Traditional Chinese Medicine emphasizes individualized treatment. Therefore, in this consensus guideline, we recommend herbal medicines without specifying dosages.
Criteria for the removal of quarantine
Respiratory isolation may be terminated when any of the following criteria are fulfilled: (1) The patient has completed a course of sensitive antibiotics for at least 5 days [34, 49], leading to a notable improvement in their clinical manifestations. (2) The patient has been experiencing paroxysmal cough for a duration exceeding 21 days [34]. (3) No positive results are obtained from nasopharyngeal swab cultures, nasopharyngeal or oropharyngeal swab testing for B. pertussis DNA. Children who meet criteria (1) and (2) for removal of quarantine but whose nasopharyngeal swab culture results are positive are advised to continue antimicrobial therapy. Additionally, it is strongly recommended that they wear masks upon resuming school attendance.
Prevention
General prevention
Pertussis, is a respiratory infection caused by the bacterium B. pertussis, exhibiting a restricted in vitro survival capacity. The implementation of strategies, such as social distancing, emphasizing proper hand hygiene, and wearing masks, can effectively minimize the risk of contracting infection when patients are in contact with pertussis patients.

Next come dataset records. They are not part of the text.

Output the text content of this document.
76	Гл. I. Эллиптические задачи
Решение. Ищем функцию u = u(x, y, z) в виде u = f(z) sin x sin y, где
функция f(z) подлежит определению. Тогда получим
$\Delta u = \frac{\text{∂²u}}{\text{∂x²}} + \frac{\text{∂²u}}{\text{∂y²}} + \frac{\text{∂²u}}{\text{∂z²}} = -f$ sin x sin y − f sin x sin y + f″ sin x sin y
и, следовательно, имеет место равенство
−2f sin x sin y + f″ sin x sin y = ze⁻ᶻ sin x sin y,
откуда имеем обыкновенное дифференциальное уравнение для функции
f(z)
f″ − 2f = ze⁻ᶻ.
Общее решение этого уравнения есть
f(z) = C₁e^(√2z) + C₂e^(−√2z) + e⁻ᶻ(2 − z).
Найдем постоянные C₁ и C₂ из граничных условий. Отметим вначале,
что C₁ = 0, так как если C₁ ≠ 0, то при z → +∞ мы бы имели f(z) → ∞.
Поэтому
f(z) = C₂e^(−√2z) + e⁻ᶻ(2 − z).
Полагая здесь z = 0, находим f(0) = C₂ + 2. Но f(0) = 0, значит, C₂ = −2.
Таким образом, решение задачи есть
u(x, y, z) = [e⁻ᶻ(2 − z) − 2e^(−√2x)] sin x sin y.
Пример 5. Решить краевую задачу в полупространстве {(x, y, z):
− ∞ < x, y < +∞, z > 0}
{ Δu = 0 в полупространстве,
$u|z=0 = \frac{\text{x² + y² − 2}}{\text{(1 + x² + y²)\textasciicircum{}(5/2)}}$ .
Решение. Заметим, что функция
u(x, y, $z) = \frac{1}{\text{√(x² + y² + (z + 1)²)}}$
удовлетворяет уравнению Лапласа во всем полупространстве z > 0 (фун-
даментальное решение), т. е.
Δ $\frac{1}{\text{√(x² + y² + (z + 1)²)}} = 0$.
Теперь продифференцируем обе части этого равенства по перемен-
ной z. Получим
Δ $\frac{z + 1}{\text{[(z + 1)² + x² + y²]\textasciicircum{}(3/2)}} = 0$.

Enhanced post-exposure drug prophylaxis
Post-exposure drug prophylaxis is recommended for high-risk individuals who may develop severe pertussis following infection (see the antimicrobial therapy for close contacts section). However, it is not advisable to administer antibiotic prophylaxis in close contact with pertussis patients in the general population.
Vaccination
Currently, the pertussis vaccines used in China are combination vaccines composed of diphtheria toxoid, tetanus toxoid, and acellular pertussis (DTaP) vaccines or DTaP vaccines combined with Haemophilus type b conjugate vaccines and/or inactivated poliomyelitis vaccines. According to the national immunization schedule, children are required to receive four doses of the DTaP vaccine at 3, 4, 5, and 18 months of age. A meta-regression modeling study using discrete time points since vaccination to estimate the acellular pertussis vaccines effectiveness of initial childhood series is 91% (95% CI: 87% to 95%) and declines at 9.6% annually [50]. Therefore, booster vaccination with the pertussis vaccine is suggested to strengthen immunity for all vulnerable individuals in areas where pertussis is epidemic [51].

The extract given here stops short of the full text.